Toba, Lintangnews.com | Kesatuan Pengelolaan Hutan (KPH) IV Balige menyatakan, secara hukum wilayah Desa Natumingka, Kecamatan Borbor, Kabupaten Toba masih berada di konsesi Hutan Tanaman Industri (HTI) PT Toba Pulp Lestari Tbk (TPL).
Ini membuat perusahaan pengelola pemanfaatan hasil hutan dibebankan untuk melakukan pengawasan dan pengamanan lahan. Apabila tidak dilakukan, maka akan dievaluasi.
Hal dikatakan Kepala KPH IV Balige, Leonardo Sitorus, dalam keterangannya, Jumat (28/5/2021). Hal itu dikatakan Leonardo terkait dengan perselisihan kawasan lahan yang diklaim sebagai hutan adat, antara masyarakat Desa Natumingka dengan perusahaan penghasil bubur kertas tersebut.
“Terkait Natumingka mulai dari lahan register sudah merupakan kawasan hutan, dalam Surat Keputusan (SK) Menteri Kehutanan (Menhut) tentang Tata Guna Hutan Kesepakatan (TGHK) tahun 1984, kawasan ini menjadi kawasan Hutan Produksi. Hal itu juga diatur dalam SK Menhut Nomor 44 Tahun 2005 yang menyebutkan kawasan itu menjadi kawasan hutan lindung,” ujar Leonardo.

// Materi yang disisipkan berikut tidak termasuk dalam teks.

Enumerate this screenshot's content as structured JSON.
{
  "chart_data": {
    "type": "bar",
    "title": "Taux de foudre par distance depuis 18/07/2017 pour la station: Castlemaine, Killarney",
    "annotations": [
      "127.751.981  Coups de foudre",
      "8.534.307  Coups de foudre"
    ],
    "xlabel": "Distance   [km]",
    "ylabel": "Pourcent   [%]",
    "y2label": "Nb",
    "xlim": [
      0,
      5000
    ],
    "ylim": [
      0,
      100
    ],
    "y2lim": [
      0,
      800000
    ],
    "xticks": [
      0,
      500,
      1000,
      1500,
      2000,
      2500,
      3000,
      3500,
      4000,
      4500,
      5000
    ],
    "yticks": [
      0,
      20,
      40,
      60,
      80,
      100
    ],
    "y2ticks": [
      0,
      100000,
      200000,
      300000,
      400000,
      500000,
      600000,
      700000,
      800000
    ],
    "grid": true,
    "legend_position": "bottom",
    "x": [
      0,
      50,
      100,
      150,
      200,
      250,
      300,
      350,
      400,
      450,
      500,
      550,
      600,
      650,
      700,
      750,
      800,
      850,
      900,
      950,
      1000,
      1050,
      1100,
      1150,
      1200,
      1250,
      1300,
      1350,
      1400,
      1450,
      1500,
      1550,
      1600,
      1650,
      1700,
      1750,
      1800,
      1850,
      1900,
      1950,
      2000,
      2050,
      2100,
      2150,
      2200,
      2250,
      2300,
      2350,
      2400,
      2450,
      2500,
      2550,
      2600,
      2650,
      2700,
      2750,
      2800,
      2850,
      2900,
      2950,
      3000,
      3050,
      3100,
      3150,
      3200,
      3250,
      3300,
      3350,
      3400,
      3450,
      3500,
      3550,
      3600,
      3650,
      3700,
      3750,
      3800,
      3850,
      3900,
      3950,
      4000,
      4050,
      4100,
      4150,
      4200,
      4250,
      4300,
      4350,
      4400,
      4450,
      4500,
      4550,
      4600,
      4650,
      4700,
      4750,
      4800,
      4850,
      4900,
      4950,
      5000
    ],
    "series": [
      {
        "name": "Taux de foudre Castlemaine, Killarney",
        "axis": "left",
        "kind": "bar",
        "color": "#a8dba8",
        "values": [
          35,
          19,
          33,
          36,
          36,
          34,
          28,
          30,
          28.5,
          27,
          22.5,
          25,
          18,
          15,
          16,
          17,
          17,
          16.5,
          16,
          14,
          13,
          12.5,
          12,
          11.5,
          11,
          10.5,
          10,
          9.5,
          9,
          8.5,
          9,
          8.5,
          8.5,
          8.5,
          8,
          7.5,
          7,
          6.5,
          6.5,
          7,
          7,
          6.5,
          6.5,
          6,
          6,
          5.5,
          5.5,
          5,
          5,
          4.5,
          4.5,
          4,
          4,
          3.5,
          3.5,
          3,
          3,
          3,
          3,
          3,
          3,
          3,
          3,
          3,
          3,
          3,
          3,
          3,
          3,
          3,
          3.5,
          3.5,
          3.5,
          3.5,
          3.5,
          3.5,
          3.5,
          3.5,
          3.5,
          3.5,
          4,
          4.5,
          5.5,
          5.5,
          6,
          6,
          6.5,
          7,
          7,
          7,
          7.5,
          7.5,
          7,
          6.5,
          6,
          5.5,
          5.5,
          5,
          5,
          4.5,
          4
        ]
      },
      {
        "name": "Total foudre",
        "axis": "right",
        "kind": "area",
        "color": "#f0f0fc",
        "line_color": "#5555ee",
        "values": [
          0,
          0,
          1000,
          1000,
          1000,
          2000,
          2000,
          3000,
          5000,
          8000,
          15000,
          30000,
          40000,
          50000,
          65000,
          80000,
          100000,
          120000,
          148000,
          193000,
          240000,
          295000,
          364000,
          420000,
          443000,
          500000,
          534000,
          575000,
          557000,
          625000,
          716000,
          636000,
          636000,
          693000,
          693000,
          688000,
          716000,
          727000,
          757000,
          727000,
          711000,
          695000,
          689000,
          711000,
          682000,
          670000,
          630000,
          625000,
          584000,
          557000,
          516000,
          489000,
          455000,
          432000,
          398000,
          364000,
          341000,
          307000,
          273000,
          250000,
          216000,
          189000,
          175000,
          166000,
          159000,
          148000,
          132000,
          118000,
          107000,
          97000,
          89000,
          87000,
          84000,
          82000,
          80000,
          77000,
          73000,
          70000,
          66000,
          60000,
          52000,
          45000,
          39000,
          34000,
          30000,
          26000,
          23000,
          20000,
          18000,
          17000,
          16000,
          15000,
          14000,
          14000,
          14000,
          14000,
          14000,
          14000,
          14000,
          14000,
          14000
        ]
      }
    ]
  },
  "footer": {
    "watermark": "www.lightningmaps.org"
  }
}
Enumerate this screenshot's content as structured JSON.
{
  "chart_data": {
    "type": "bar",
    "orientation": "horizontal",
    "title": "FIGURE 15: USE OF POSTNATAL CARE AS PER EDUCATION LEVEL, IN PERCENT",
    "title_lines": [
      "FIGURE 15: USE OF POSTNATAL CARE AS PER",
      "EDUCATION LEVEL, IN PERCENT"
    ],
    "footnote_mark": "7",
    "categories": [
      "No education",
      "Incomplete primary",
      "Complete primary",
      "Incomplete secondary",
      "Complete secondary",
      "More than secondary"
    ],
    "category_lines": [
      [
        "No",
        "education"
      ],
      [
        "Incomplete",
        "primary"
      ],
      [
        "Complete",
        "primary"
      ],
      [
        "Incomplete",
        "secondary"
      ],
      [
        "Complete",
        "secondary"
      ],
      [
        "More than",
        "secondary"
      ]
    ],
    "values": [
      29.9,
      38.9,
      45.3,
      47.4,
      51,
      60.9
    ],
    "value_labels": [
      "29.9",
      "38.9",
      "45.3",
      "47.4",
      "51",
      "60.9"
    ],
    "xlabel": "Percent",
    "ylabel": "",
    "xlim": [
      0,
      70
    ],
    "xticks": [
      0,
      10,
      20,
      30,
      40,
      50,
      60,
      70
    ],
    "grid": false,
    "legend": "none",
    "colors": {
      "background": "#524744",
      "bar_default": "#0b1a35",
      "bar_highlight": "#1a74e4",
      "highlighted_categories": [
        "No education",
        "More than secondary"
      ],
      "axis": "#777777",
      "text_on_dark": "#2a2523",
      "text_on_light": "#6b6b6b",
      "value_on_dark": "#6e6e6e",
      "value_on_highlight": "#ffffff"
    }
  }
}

Lebih lanjut dikatakan, SK Menhut Nomor 44 Tahun 2005 kembali direvisi, dan diganti dengan SK Menhut Nomor 579 Tahun 2014 yang menyebutkan, kawasan itu kembali menjadi kawasan Hutan Produksi (HP) tetap, serta dilakukan tapal batas sehingga dikembalikan fungsi awalnya.
Leonardo juga menjelaskan, Kementerian Kehutanan (Kemnhut) kembali mengeluarkan SK Menhut Nomor 1076 Tahun 2017 tentang Perkembangan Pengukuhan Kawasan Hutan di Provinsi Sumatera Utara. Dalam SK itu dikatakan wilayah Natumingka adalah kawasan hutan produksi, sehingga tetap masih dikelola oleh PT TPL.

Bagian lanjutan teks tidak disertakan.